Sans aller jusque dans les hautes sphères de l’espace, d’autres initiatives de tourisme décalé commen­cent aussi à pointer le bout de leur nez, comme ce restaurant français qui sera inauguré en 2025 dans une capsule pressurisée, à 35 km d’altitude, avec vue imprenable sur la Terre. Cette expérience unique dans la stratosphère sera proposée par l’agence française ApoteoSurprise, spécialisée dans la conception et la réalisation de demandes en mariage spectaculaires.

Dans la gamme des projets extravagants, il y a aussi l’idée d’afficher, dans la nuit étoilée, des logos de grandes marques visibles depuis la surface terrestre, via des nano-­satellites appelés Cubesats. En 2019, la société russe StartRocket avait bien avancé sur ce projet techniquement réalisable et même conclu un premier accord avec Pepsi, mais devant la levée de boucliers des scientifiques dénonçant cette pollution visuelle et les premières critiques des consommateurs effarés, le géant du soda avait rapidement fait machine arrière. Aucune autre grande marque ne s’est manifestée depuis…

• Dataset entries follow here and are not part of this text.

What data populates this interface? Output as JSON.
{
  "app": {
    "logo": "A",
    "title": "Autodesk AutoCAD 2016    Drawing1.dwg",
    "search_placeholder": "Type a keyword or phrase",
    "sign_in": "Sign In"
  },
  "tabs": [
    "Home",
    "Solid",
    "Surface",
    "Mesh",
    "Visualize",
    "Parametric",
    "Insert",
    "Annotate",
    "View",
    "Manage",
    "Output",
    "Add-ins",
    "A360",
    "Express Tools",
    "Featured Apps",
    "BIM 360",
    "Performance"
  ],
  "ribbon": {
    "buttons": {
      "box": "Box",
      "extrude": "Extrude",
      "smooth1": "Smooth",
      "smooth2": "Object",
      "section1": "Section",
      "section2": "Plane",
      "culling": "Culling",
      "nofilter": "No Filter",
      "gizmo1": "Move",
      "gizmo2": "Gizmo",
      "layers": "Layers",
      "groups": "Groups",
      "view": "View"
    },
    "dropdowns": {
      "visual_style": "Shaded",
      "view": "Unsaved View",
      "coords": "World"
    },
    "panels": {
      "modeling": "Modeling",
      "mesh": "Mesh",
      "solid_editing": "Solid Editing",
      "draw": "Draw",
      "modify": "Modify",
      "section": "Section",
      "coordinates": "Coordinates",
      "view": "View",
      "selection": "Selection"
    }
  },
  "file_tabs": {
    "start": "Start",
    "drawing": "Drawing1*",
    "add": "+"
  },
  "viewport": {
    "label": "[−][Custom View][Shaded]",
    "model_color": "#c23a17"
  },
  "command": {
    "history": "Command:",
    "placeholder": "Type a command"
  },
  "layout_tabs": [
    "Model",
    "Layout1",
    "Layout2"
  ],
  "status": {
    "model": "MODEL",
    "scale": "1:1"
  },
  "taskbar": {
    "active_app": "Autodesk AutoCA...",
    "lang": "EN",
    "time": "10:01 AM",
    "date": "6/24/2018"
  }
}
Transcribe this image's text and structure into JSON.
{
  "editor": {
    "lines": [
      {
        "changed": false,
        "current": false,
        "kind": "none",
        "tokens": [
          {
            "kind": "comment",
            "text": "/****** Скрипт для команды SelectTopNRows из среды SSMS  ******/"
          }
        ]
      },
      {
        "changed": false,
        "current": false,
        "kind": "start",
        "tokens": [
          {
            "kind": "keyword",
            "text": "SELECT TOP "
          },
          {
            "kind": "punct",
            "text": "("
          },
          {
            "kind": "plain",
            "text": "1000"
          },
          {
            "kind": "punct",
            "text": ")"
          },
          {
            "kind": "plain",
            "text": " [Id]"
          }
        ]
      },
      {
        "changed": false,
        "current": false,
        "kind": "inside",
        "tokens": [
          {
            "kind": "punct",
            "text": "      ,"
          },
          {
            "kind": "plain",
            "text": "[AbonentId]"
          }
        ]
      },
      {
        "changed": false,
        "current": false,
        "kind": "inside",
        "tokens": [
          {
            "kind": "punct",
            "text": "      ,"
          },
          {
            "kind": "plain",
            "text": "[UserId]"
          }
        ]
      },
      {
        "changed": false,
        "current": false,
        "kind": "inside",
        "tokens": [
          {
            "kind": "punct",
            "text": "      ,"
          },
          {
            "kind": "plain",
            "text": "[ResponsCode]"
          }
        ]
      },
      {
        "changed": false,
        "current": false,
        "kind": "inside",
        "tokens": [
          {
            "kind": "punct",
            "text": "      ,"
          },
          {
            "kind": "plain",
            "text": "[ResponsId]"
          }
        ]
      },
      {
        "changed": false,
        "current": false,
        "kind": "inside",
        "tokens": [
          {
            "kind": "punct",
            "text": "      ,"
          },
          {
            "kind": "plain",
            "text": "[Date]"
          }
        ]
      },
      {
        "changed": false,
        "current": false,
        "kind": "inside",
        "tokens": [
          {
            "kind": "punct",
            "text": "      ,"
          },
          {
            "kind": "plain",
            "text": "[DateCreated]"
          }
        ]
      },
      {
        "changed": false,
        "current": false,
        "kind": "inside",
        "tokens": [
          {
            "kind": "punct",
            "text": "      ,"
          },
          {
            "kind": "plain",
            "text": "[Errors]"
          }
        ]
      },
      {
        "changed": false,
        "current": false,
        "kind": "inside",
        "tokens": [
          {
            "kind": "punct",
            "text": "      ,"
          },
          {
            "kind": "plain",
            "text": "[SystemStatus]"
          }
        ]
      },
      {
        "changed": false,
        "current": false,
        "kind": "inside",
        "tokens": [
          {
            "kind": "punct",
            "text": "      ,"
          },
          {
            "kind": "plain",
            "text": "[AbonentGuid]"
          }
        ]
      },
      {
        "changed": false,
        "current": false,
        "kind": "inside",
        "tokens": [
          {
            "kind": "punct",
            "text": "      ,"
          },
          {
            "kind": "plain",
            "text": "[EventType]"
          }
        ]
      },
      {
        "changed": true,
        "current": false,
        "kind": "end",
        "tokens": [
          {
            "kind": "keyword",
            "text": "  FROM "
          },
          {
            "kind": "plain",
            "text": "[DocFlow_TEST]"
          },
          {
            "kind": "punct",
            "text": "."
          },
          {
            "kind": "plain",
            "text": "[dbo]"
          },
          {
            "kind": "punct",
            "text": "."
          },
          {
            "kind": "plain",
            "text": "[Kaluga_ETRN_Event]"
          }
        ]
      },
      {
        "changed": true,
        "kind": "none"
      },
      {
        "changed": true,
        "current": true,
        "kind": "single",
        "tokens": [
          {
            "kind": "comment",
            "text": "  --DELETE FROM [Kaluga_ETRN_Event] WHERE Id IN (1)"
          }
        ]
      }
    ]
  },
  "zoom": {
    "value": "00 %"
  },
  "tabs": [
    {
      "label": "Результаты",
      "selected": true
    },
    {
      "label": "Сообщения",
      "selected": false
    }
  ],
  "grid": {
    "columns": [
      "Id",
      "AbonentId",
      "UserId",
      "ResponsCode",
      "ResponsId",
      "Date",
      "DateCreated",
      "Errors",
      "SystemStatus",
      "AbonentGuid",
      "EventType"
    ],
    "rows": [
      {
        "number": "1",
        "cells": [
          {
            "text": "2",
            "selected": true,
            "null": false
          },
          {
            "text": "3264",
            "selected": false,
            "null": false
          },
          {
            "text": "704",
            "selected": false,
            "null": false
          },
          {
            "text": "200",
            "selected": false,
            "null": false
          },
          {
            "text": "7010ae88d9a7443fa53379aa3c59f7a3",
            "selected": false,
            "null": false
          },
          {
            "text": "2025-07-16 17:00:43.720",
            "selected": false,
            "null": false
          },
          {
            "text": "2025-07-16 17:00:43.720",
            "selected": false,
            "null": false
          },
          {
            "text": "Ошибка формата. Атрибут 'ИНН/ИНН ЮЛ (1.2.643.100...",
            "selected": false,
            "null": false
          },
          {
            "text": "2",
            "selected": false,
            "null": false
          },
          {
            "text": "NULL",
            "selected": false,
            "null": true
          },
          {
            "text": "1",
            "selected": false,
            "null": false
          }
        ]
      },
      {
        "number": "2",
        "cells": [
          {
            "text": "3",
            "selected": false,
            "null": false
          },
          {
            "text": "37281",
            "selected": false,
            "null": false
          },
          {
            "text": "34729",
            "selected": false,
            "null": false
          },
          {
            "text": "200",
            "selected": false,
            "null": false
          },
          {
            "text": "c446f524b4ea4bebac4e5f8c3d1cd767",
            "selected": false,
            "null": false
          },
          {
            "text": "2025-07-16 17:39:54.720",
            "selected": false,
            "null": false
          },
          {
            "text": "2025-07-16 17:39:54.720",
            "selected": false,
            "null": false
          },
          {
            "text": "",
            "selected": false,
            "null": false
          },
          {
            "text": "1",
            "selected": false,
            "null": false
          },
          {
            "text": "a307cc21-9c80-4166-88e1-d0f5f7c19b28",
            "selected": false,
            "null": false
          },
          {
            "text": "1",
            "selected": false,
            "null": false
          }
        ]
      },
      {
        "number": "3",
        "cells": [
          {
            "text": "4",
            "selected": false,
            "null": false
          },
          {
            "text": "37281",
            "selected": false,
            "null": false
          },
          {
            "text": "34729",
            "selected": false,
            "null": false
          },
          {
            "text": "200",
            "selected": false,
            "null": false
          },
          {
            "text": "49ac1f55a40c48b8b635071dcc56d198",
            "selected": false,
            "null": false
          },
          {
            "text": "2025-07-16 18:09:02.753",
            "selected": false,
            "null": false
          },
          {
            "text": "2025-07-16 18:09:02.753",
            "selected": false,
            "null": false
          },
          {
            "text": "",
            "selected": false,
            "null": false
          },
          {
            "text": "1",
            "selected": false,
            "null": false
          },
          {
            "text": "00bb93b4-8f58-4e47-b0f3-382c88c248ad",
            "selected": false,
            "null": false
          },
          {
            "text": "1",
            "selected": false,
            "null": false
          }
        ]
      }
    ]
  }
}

Il n’en reste pas moins que la new space economy est bien enclenchée et que les entreprises doivent être vigilantes pour ne pas rater le train ou plutôt la fusée de l’innovation. “Beaucoup de marques investissent déjà dans cette nouvelle économie de l’espace, conclut Thierry Brynaert, CEO de l’agence média Wavemaker Belgium. Nous y sommes très attentifs, comme nous l’avons été précédemment pour d’autres courants émergents. Il y a sept ans, nous avons été les premiers dans les agences médias à parler d’intelligence artificielle, bien avant l’avènement de ChatGPT. Aujourd’hui, nous sommes convaincus d’être à nouveau en avance avec cette new space economy. Les marques doivent commencer à réfléchir aux investissements qui seront nécessaires en termes d’outils pour pouvoir utiliser toutes les datas qui sont et seront générées par les satellites, afin de mieux considérer les nouveaux touchpoints, tout en assurant aussi leur présence dans cette nouvelle conquête spatiale.” Et le CEO de citer Coco Chanel en guise d’ultime conclusion : “Je veux être de ce qui va arriver”.